Dr. Formenti, a native of Milan, Italy, attended medical school at the Universita degli Studi di Milano. She completed residencies in internal medicine and medical oncology followed by one in radiology and radiation oncology in Milan, before coming to the States to work at USC in Dr. Malcolm Mitchell's laboratory, funded by a grant from the Italian National Research Committee (CNR). After a year in the lab she returned to the clinic as an Audrey Meyer Mars American Cancer Society Fellow and worked with Dr. Robert Lukes and Dr. Alexandra Levine on AIDS and Lymphomas. She then elected to permanently transfer to this country and completed an internship in general medicine and a residency in radiation oncology, before joining the faculty at USC.
A prolific researcher, Dr. Formenti started with a 3-year ACS career development award and is currently principal or co-principal investigator on five multi-year peer-reviewed grants with more than $ 3 million in total funding. She has devoted her research career to the study of women's malignancies, with a particular focus on underserved patients and Latina women. She has pioneered the use of concurrent chemo-radiation in the neo-adjuvant (before surgery) setting of LABC, an ideal setting to explore associations of pre-treatment tumor molecular markers with the extent of pathological response (response in the removed surgical specimen) after chemo-radiation. This research has been consistently funded by the NIH and ACS. The translational component of this research consists of several collaborations with basic scientists to identify in the laboratory which original tumor molecular tumor marker might determine response to a specific treatment. In addition, at NYU, in collaboration with Dr. Sandra Demaria she is studying how chemo-radiation induced cell-death affects patient's immunity.

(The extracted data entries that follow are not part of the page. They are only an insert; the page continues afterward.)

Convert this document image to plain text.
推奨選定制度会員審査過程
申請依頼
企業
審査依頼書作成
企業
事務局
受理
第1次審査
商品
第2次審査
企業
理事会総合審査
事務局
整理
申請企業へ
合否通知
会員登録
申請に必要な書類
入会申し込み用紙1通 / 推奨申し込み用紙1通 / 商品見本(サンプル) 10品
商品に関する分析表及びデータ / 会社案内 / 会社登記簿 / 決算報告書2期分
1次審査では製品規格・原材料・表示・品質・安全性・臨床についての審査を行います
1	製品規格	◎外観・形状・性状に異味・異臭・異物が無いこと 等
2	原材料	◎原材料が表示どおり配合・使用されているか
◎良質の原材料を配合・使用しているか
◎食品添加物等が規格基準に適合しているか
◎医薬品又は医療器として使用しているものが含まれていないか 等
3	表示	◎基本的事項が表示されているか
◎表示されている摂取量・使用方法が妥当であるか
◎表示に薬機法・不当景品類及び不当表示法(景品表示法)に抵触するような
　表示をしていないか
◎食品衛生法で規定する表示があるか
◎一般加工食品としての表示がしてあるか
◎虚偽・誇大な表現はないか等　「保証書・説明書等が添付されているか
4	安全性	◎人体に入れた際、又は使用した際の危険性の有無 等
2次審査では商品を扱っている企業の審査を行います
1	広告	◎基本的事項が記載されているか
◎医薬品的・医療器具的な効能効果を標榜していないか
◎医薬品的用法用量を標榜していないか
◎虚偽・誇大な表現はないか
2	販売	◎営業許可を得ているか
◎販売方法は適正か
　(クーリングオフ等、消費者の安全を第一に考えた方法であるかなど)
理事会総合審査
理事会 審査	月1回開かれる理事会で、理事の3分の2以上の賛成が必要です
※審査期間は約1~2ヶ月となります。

Finally, funded by a grant from the Department of Defense, she is studying the role of partial breast radiation with an accelerated regimen, 5 instead of 30 fractions. She is also the P.I. in two other studies investigating the role of intensity modulated radiation therapy (IMRT) as a tool to reduce the number of radiation sessions required to treat small breast cancers.
In addition to her role as Chairman of the NYU Department of Radiation Oncology, Dr. Formenti is currently the Associate Director for Clinical Research as well as the Leader of the Breast Cancer Research Program of the NYU Cancer Institute, where she oversees the clinical and research efforts of over 30 investigators.